There is also concern that with such a massive focus given towards FUT Champions by many FIFA pros, both as a form of eWorld Cup qualification and as a way of providing content for their fans, LAN tournament experience could be lacking.
Hashtag Boras admitted in a Hashtag United vlog that, despite being drafted in for Week 4, he was yet to play a single offline game of FIFA 18. To be fair to Boras, it didn’t seem to bother him much as he romped to a 5-0 victory.
Is being a unique org a distraction?
It’s no secret that Hashtag are unlike any other esports org. They are heavily orientated around more than just securing wins at tournaments – and take pride in having a sports side to their brand.

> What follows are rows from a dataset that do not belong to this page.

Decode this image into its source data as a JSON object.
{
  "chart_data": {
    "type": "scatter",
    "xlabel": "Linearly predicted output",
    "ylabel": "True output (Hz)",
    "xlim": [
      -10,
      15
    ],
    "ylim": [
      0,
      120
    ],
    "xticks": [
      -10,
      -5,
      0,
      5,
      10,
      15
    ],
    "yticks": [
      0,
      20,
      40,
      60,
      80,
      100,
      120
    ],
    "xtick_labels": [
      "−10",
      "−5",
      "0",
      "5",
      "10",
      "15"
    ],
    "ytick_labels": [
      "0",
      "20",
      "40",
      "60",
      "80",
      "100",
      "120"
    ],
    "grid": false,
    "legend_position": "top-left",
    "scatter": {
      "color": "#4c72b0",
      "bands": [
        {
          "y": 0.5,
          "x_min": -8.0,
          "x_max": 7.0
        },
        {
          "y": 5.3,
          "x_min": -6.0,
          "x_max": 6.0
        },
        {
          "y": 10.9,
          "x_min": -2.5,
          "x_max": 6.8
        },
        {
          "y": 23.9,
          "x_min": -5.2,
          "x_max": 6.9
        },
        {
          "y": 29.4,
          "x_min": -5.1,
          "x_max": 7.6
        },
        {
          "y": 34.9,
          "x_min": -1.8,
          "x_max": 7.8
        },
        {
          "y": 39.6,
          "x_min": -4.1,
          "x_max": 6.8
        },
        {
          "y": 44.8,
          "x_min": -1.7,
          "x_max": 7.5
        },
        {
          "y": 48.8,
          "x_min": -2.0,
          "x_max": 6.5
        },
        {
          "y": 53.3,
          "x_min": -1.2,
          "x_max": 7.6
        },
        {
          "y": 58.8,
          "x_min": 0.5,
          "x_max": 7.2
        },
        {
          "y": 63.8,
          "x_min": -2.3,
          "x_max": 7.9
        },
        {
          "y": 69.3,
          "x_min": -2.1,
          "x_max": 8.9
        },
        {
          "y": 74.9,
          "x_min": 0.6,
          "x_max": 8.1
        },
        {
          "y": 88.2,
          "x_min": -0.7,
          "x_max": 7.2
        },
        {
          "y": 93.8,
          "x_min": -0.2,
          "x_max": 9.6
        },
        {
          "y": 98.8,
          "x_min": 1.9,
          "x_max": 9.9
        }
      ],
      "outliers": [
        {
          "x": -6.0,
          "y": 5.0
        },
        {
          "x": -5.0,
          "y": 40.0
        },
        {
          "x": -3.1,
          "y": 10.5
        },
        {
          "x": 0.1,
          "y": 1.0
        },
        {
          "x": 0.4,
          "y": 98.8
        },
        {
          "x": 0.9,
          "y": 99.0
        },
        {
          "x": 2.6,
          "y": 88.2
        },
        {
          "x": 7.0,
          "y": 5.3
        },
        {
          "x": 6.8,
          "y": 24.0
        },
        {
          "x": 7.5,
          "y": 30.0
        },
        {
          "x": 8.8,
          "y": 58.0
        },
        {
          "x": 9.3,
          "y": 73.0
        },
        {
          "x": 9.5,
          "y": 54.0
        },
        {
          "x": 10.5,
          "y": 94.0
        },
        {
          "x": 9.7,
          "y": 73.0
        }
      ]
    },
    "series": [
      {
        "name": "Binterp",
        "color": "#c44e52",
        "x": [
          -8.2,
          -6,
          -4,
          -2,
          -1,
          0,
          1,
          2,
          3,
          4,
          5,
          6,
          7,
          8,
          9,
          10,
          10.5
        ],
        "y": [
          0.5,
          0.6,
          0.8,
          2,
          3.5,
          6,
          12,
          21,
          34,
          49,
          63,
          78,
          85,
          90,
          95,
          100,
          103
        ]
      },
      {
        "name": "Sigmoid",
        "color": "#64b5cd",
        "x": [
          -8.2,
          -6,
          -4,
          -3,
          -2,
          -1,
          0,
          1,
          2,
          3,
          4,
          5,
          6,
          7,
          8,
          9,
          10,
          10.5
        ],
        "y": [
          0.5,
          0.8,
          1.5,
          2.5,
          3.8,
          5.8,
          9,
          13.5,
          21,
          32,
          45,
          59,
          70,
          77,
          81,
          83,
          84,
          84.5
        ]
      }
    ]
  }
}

It’s evident that Hashtag are keen to not only have one foot in sports and the other in esports, but to also try to integrate and blur the lines between the two, with both Harry and Agge recently featuring in the org’s Sunday league sides for a YouTube video.
It’s a nice idea, and entertaining to watch as a viewer, but it could be argued that it is a distraction to the esports players who should be focusing on getting results. Although content creation and football made Hashtag United, could it be a downfall when it comes to being a winning esports org?
Whatever the reason for failing to hit the mark, expect a Hashtag vlog in the near future to perhaps shed some more light on their Elite Series shortcomings.